E nesses quatro artigos alegou, concretamente, o seguinte:
«15.º Porém, face à descrita situação pessoal e patrimonial do A., não lhe convindo possuir bens e direitos registados em seu nome, o A. solicitou à Ré que, em proveito exclusivo daquele, declarasse no pacto de sociedade ser ela a sócia e gerente da sociedade comercial “X – Têxteis Lar Unipessoal, Lda.”; 16.º E, posteriormente, assinasse os contratos, requerimentos e títulos cambiários e quaisquer outros documentos que o A. lhe solicitasse e, bem assim, lhe prestasse contas sempre que o A. lhe exigisse; 17.º Tudo com vista a criar e manter a aparência, perante terceiros credores do A. e da “Y Têxteis, Lda.”, de que a “X – Têxteis Lar Unipessoal, Lda.” era detida pela R. e não por aquele; 18.º Sendo que, oportunamente, quando a situação patrimonial do A. estivesse normalizada, ou quando o A. o solicitasse, a Ré transmitir-lhe-ia, gratuitamente, todo capital social, bens, dinheiro e direitos que pertencessem à dita sociedade comercial».
Na sentença entendeu-se «que ante a descrição factual efectuada na p.i. não está em causa nos autos qualquer contrato de mandato, mormente de mandato sem representação», mas sim no «domínio do contrato de sociedade».
O Recorrente alega que «contrariamente ao entendimento perfilhado pelo tribunal “a quo”, o que se verificou foi a prática pela R. de diversos actos a mando do A., o que necessariamente, entre as partes, configura um mandato e não um qualquer contrato de sociedade». Na apelação parece sustentar que caso se conclua pela qualificação como contrato de mandato a solução jurídica será diferente da que consta do acto recorrido.
Porém, não é assim. O Tribunal a quo teve o cuidado de afirmar «que independentemente da qualificação jurídica do acordo alegadamente celebrado entre as partes tal acordo será sempre nulo por ser contrário à ordem pública».
Quer dizer, segundo o entendimento acolhido na sentença, qualifique-se o acordo entre Autor e Ré como contrato de mandato (2), contrato de sociedade, pacto simulatório, contrato atípico, negócio jurídico fiduciário (3), contrato misto ou qualquer outro, o mesmo será sempre nulo à luz do disposto no artigo 280º, nº 2, do Código Civil.
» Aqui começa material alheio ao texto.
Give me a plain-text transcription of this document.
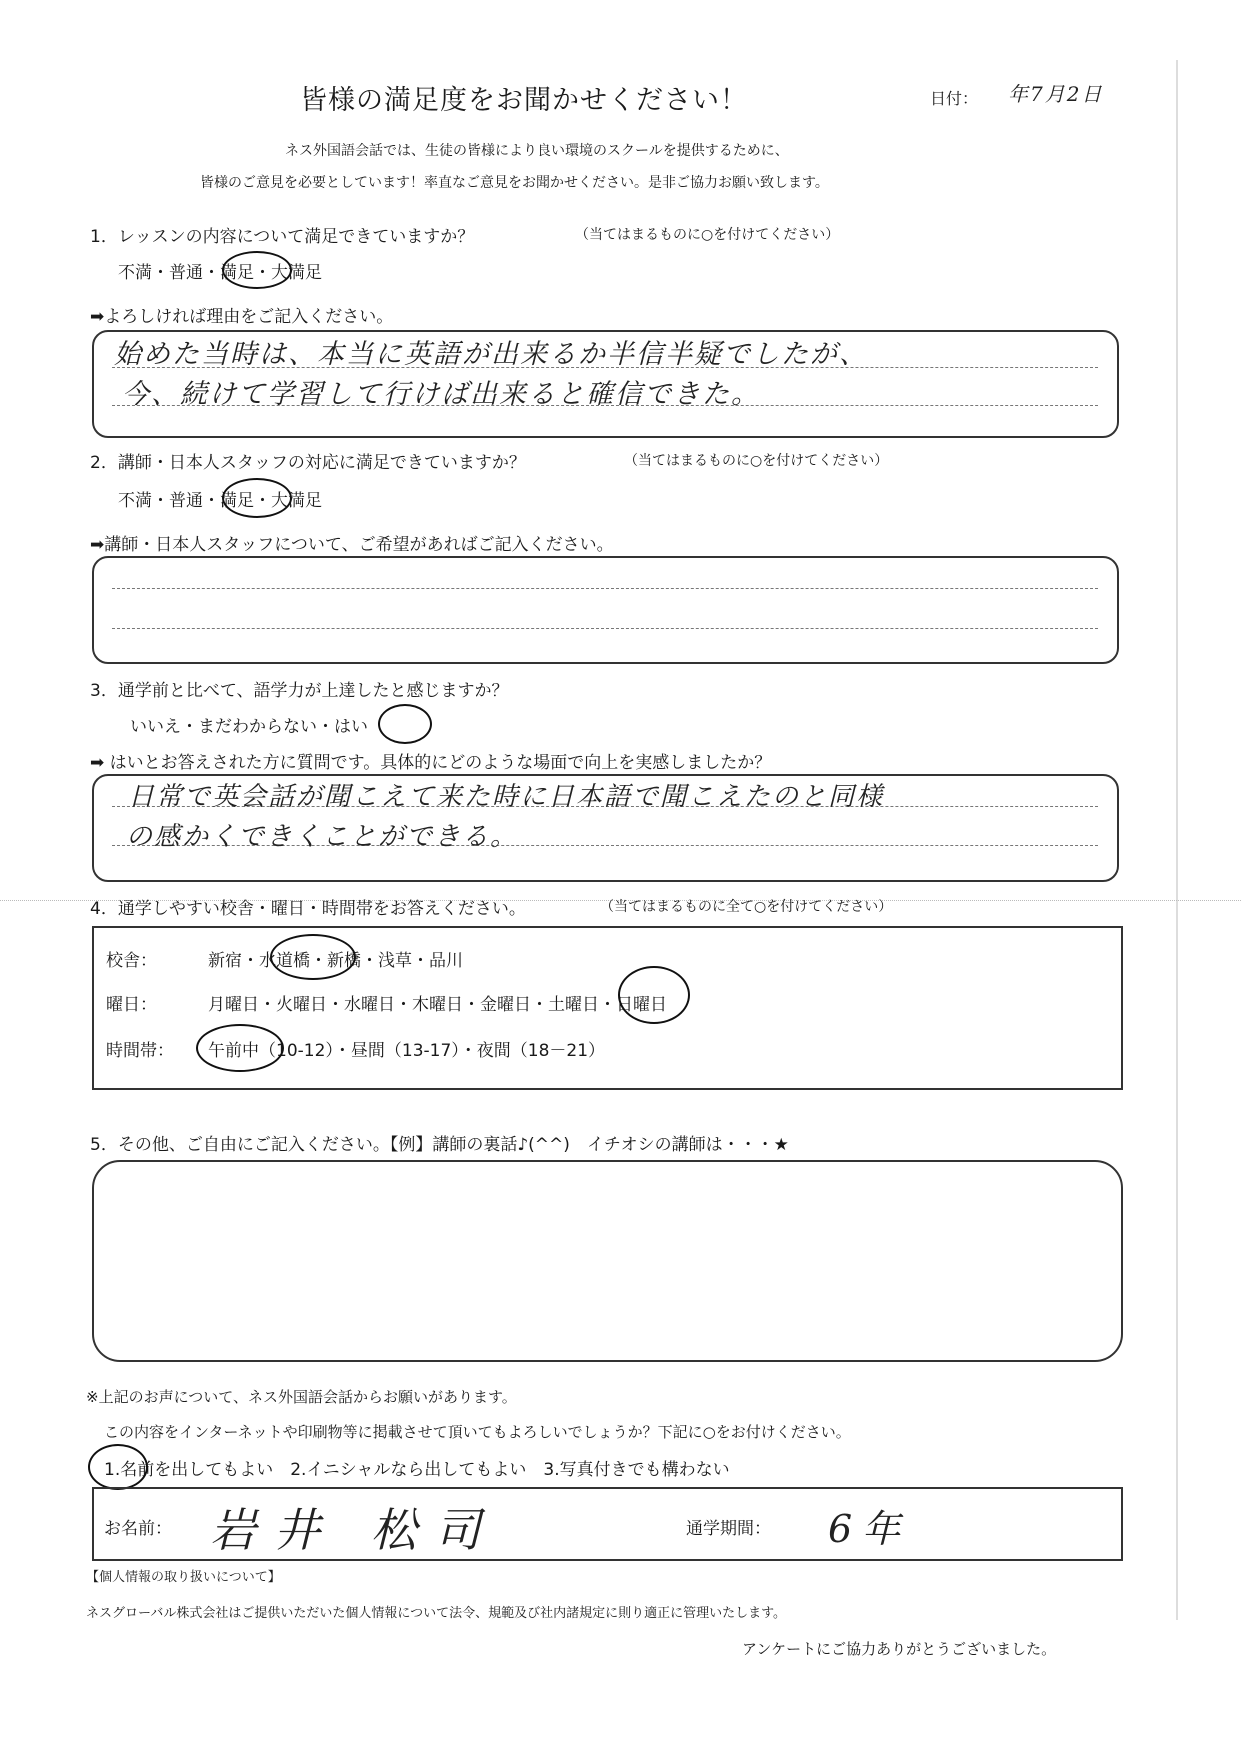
皆様の満足度をお聞かせください！	日付： 年7月2日
ネス外国語会話では、生徒の皆様により良い環境のスクールを提供するために、
皆様のご意見を必要としています！率直なご意見をお聞かせください。是非ご協力お願い致します。
1．レッスンの内容について満足できていますか？	（当てはまるものに○を付けてください）
不満・普通・満足・大満足
➡よろしければ理由をご記入ください。
始めた当時は、本当に英語が出来るか半信半疑でしたが、
今、続けて学習して行けば出来ると確信できた。
2．講師・日本人スタッフの対応に満足できていますか？	（当てはまるものに○を付けてください）
不満・普通・満足・大満足
➡講師・日本人スタッフについて、ご希望があればご記入ください。
3．通学前と比べて、語学力が上達したと感じますか？
いいえ・まだわからない・はい
➡ はいとお答えされた方に質問です。具体的にどのような場面で向上を実感しましたか？
日常で英会話が聞こえて来た時に日本語で聞こえたのと同様
の感かくできくことができる。
4．通学しやすい校舎・曜日・時間帯をお答えください。	（当てはまるものに全て○を付けてください）
校舎：	新宿・水道橋・新橋・浅草・品川
曜日：	月曜日・火曜日・水曜日・木曜日・金曜日・土曜日・日曜日
時間帯： 午前中（10-12）・昼間（13-17）・夜間（18－21）
5．その他、ご自由にご記入ください。【例】講師の裏話♪(^^)　イチオシの講師は・・・★
※上記のお声について、ネス外国語会話からお願いがあります。
この内容をインターネットや印刷物等に掲載させて頂いてもよろしいでしょうか？下記に○をお付けください。
1.名前を出してもよい　2.イニシャルなら出してもよい　3.写真付きでも構わない
お名前： 岩井 松司	通学期間： 6年
【個人情報の取り扱いについて】
ネスグローバル株式会社はご提供いただいた個人情報について法令、規範及び社内諸規定に則り適正に管理いたします。
アンケートにご協力ありがとうございました。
Enfatiza-se apenas que parte não despicienda dos pactos simulatórios implicam a prática de actos de um dos contraentes no interesse do outro (é o caso, entre outros, da interposição fictícia de pessoas), sem que isso seja correntemente qualificado como mandato sem representação, assim como o acordo simulatório não é propriamente um contrato de sociedade. Também não se pode confundir o acordo com os actos de execução previstos naquele, nomeadamente a previsão da constituição de uma sociedade.
Portanto, a qualificação do acordo não é decisiva, mas sim o concreto conteúdo do mesmo, o seu objecto imediato, e a sua finalidade, tal como configurados na petição inicial.
Sendo a qualificação irrelevante não nos vamos deter na mesma, embora o alegado na petição inicial esteja mais próximo da figura do acordo prévio entre os simuladores (visando uma simulação por interposição de pessoa e um conjunto de actos complementares) do que do contrato de mandato, apesar de se reconhecer a dificuldade da sua delimitação.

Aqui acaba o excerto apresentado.